SYSK 258: dr[columnIndex] or dr[“ColumnName”]? The cost of field name lookup…

Are you still debating whether the performance benefits of dr[columnIndex] outweigh the benefits of readability and maintainability of using dr[“ColumnName”] instead? Then, read on…

When using SqlDataReader class, the difference between getting data by index or column name is the cost of mapping column name to column index (the GetOrdinal function call). Omitting the code relating to getting SQL statistics and validation checking, the GetOrdinal function is quite simple: if GetOrdinal() is called for the first time, then the metadata about the retrieved data set (e.g. column names, identity columns, a flag indicating whether a column is an expression and whether it is updatable, etc.) is parsed out. Following that, a map between column names and their ordinals is created and stored as a hashtable for fast lookups thereafter.
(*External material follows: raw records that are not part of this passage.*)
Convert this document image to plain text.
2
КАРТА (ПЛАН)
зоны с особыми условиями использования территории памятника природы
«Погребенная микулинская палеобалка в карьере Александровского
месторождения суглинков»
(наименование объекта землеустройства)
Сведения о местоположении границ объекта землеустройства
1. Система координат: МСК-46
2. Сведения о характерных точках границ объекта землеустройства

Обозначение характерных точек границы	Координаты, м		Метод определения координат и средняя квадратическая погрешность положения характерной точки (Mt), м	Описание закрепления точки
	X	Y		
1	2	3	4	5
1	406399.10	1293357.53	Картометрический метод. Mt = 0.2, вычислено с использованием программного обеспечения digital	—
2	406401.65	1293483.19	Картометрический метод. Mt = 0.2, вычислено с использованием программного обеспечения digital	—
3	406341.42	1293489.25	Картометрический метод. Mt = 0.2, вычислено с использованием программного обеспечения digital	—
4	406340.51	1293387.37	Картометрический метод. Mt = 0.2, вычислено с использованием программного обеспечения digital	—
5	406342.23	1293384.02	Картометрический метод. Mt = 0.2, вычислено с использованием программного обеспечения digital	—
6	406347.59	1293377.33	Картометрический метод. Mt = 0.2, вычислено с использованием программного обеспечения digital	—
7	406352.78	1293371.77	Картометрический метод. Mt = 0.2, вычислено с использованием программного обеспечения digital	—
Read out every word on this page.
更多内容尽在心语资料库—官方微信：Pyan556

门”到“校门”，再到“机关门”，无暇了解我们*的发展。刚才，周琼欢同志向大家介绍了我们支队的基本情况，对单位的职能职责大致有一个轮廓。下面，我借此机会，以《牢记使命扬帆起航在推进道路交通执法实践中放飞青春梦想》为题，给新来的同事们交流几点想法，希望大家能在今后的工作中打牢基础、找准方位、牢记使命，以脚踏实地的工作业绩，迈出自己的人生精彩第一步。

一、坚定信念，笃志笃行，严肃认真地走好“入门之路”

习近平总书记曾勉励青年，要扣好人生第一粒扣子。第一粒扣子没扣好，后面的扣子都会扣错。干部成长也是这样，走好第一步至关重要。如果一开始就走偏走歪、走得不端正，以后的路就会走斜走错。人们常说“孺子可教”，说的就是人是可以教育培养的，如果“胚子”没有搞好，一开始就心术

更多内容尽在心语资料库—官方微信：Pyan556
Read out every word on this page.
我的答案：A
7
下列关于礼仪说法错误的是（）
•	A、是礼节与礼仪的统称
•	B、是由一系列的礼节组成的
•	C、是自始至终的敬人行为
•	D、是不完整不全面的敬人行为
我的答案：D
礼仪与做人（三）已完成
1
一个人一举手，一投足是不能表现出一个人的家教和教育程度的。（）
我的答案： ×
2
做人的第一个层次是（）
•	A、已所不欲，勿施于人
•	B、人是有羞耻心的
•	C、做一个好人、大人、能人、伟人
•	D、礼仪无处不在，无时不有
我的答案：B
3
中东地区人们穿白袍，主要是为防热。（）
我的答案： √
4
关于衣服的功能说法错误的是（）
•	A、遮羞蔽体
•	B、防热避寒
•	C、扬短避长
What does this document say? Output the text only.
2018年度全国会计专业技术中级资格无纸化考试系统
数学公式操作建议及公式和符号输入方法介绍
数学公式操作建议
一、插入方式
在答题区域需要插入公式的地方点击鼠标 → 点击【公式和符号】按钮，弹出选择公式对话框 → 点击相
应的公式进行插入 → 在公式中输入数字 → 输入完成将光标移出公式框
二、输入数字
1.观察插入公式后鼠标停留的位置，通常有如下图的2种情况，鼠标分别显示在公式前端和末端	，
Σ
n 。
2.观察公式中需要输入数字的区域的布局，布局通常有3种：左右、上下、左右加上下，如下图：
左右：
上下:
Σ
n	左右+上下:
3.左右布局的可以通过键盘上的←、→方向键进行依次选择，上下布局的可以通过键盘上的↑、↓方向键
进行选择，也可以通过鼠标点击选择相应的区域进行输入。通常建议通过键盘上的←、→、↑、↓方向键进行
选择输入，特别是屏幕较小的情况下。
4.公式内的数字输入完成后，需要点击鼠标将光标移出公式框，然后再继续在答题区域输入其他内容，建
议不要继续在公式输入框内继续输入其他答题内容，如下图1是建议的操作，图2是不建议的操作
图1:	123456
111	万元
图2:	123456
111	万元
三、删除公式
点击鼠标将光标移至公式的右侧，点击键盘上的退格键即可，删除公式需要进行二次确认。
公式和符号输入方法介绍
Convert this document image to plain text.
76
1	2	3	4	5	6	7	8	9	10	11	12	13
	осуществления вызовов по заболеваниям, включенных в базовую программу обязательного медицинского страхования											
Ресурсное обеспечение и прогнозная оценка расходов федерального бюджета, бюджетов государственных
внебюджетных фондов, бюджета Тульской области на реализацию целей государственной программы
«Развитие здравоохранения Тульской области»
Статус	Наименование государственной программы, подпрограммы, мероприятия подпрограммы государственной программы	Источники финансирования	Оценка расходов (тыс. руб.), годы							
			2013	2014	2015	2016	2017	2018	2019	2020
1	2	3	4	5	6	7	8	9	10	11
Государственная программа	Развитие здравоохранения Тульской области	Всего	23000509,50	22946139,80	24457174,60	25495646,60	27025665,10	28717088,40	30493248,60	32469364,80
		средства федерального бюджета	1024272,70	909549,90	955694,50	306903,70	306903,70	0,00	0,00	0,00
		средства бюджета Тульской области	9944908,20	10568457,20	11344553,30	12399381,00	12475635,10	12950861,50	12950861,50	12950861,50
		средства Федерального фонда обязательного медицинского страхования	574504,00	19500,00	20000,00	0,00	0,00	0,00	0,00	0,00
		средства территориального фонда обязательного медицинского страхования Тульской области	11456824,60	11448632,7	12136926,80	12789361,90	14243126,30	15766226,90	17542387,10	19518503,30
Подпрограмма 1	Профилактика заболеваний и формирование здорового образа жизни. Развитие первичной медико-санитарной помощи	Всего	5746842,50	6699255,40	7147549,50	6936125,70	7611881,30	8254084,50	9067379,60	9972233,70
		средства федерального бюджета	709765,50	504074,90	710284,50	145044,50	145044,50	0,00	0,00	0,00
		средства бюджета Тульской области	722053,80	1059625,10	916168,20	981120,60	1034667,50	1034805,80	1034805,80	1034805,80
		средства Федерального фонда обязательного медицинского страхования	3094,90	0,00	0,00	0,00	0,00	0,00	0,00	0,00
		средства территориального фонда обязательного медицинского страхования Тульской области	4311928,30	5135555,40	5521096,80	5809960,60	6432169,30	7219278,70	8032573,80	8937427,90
My tests on a Toshiba Tecra M5, dual 2 Ghz processor, 2 Gb Ram on Vista RTM build show that:

  • The cost of doing the mapping described above for a resultset of 25 columns is approximately 0.0294 milliseconds (29.4 microseconds). Approximately, 0.00109 milliseconds taken up by creating the actual mapping and the rest of the time taken by parsing the metadata. Keep in mind that it only needs to be done once per resultset.
  • The cost of retrieval a data element by name is approximately 0.043 milliseconds compared to 0.027 milliseconds when retrieving by index. To put it in perspective, if you had to get all data items one by one from a recordset of 25 columns and 5,000 rows (125,000 data elements), the difference between using dr[“ColumnName”] vs. dr[columnIndex] would be about 38% additional time for GetOrdinal calls (or about 2 sec on my test hardware).